Omeros Corporation Announces $70 Million New Credit Facility And Conversion Of Contract Sales Force To In-House Team

SEATTLE--(BUSINESS WIRE)--Omeros Corporation (NASDAQ:OMER) today announced that it has closed a non-dilutive senior credit facility with Oxford Finance and East West Bank. The new credit facility consists of a $50.0 million term loan drawn by the company at closing and the ability, subject to the satisfaction of certain conditions including achievement of certain net revenue milestones for the company’s product Omidria® (phenylephrine and ketorolac injection) 1%/0.3%, to access up to an additional $20.0 million in two tranches until June 30, 2017. The credit facility requires interest-only payments through July 2017, following which monthly principal and interest payments will be due through the January 1, 2020 maturity date. The company used a portion of the loan proceeds to repay its obligations under its prior loan and security agreement with Oxford Finance and MidCap Financial (the Prior Agreement), and expects that the remaining net proceeds of approximately $22.3 million, as well as any of the additional $20.0 million if borrowed, will be used for general corporate purposes and working capital.
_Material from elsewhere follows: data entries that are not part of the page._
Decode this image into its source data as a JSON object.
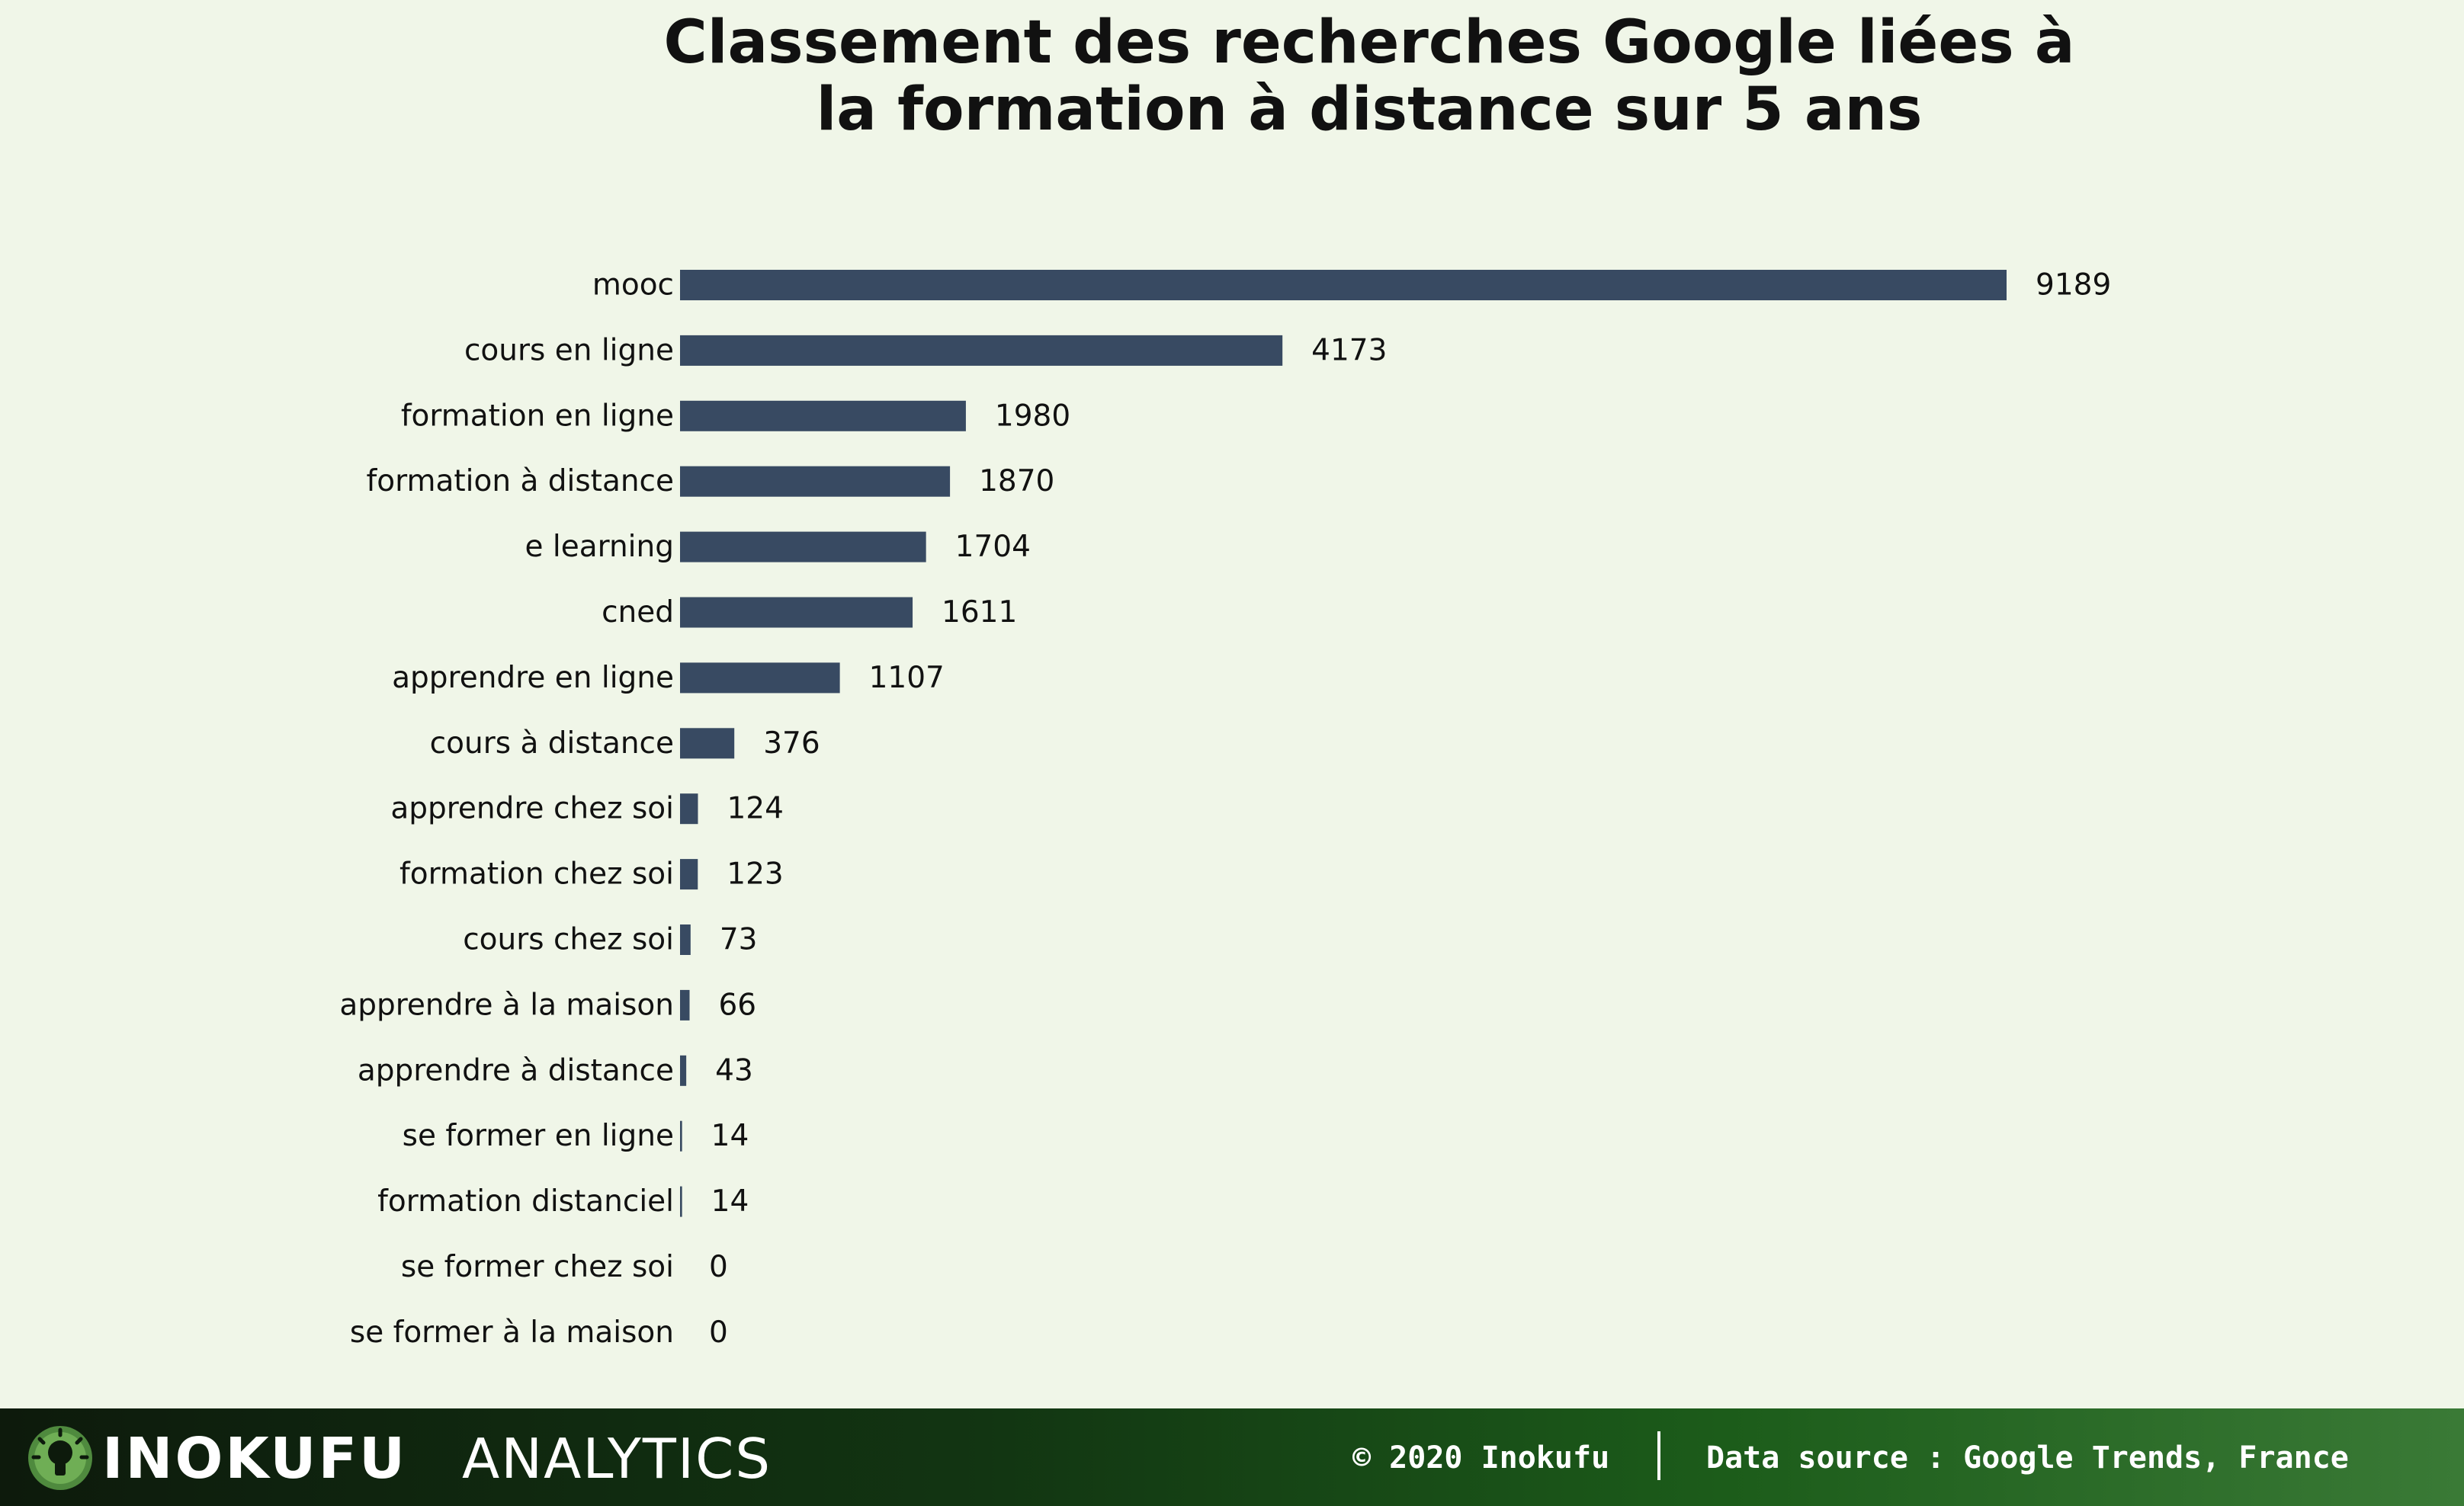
{
  "footer": {
    "brand": "INOKUFU",
    "brand_sub": "ANALYTICS",
    "copyright": "© 2020 Inokufu",
    "source": "Data source : Google Trends, France"
  },
  "colors": {
    "bar": "#384a62",
    "background": "#f0f6e8",
    "text": "#111111",
    "footer_dark": "#0d1a0c",
    "footer_light": "#3a7a36"
  },
  "chart_data": {
    "type": "bar",
    "orientation": "horizontal",
    "title_lines": [
      "Classement des recherches Google liées à",
      "la formation à distance sur 5 ans"
    ],
    "categories": [
      "mooc",
      "cours en ligne",
      "formation en ligne",
      "formation à distance",
      "e learning",
      "cned",
      "apprendre en ligne",
      "cours à distance",
      "apprendre chez soi",
      "formation chez soi",
      "cours chez soi",
      "apprendre à la maison",
      "apprendre à distance",
      "se former en ligne",
      "formation distanciel",
      "se former chez soi",
      "se former à la maison"
    ],
    "values": [
      9189,
      4173,
      1980,
      1870,
      1704,
      1611,
      1107,
      376,
      124,
      123,
      73,
      66,
      43,
      14,
      14,
      0,
      0
    ],
    "xlim": [
      0,
      9189
    ],
    "grid": false,
    "data_labels": true,
    "legend": "none"
  }
}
During the interest-only period, the company’s cash debt service obligation will be reduced by $11.4 million as compared to the aggregate principal and interest payments that would have been payable during the same period under the Prior Agreement, which terminated December 30, 2015. The company anticipates recognizing a loss on debt extinguishment of approximately $1.3 million in its financial statements for the fourth quarter of 2015. The credit facility requires Omeros to achieve certain minimum net revenue amounts from Omidria through the end of 2018 and to maintain at least $10 million in cash and cash equivalents during its term. As required by the loan agreement, the company is also required to establish an at-the-market equity facility of up to $100 million.